Das Gericht der Europäischen Union hat den Ausschluss der Herstellung von Flugzeugen für die private oder geschäftliche Luftfahrt aus der Kategorie der "Übergangsaktivitäten" in der grünen Taxonomie der EU aufgehoben. Die Entscheidung folgt auf eine Klage von Dassault Aviation gegen die Europäische Kommission und könnte die Art und Weise beeinflussen, wie Hersteller von Geschäftsflugzeugen ihre Aktivitäten in den Nachhaltigkeitsberichten darstellen und ihre Bedingungen für den Zugang zu Finanzierungen. Das Gericht stellte fest, dass die europäische Exekutive das Kriterium der CO₂-Emissionen pro Passagierkilometer nicht verwenden konnte, da dies den Betrieb von Flugzeugen betrifft, nicht deren Herstellung.
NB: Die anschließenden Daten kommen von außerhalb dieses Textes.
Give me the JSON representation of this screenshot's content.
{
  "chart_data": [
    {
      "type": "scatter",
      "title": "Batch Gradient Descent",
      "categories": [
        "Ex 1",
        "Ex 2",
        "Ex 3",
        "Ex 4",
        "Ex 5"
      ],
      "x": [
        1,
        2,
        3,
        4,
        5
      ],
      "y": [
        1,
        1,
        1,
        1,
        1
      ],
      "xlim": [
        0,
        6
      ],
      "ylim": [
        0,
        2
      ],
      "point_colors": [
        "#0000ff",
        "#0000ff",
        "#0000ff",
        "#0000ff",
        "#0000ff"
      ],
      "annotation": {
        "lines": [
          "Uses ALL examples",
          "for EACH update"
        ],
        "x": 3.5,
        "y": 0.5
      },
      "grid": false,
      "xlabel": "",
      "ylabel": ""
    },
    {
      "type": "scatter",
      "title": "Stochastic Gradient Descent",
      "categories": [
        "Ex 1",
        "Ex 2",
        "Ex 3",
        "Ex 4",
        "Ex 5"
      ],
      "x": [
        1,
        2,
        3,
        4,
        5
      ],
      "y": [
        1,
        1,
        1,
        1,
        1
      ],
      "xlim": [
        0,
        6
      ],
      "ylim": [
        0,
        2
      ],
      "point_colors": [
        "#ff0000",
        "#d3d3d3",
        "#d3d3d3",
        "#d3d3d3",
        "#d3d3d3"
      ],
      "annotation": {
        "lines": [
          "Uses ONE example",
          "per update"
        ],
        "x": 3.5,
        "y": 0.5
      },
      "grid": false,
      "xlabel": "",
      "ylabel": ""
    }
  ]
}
Das Gericht der Europäischen Union hat den Ausschluss der Herstellung von Flugzeugen für die private oder geschäftliche Luftfahrt aus der Kategorie der "Übergangsaktivitäten" in der grünen Taxonomie der Europäischen Union aufgehoben. Die Entscheidung betrifft einen Fall, der von Dassault Aviation gegen die Europäische Kommission angestrengt wurde, und berührt einen sensiblen Bereich der europäischen Politik für nachhaltige Finanzierung: Wer kann den Investoren sagen, dass seine Tätigkeit zumindest vorübergehend zur Klimawende beiträgt.
Kurz gesagt
Das Gericht der Europäischen Union hat die Klage von Dassault Aviation angenommen und den angefochtenen Ausschluss aus der delegierten Verordnung der Kommission aufgehoben.
Der Ausschluss zwang den Hersteller, die Herstellung von Geschäftsflugzeugen als nicht mit der grünen Taxonomie übereinstimmende Tätigkeit in seinen Nachhaltigkeitsberichten darzustellen.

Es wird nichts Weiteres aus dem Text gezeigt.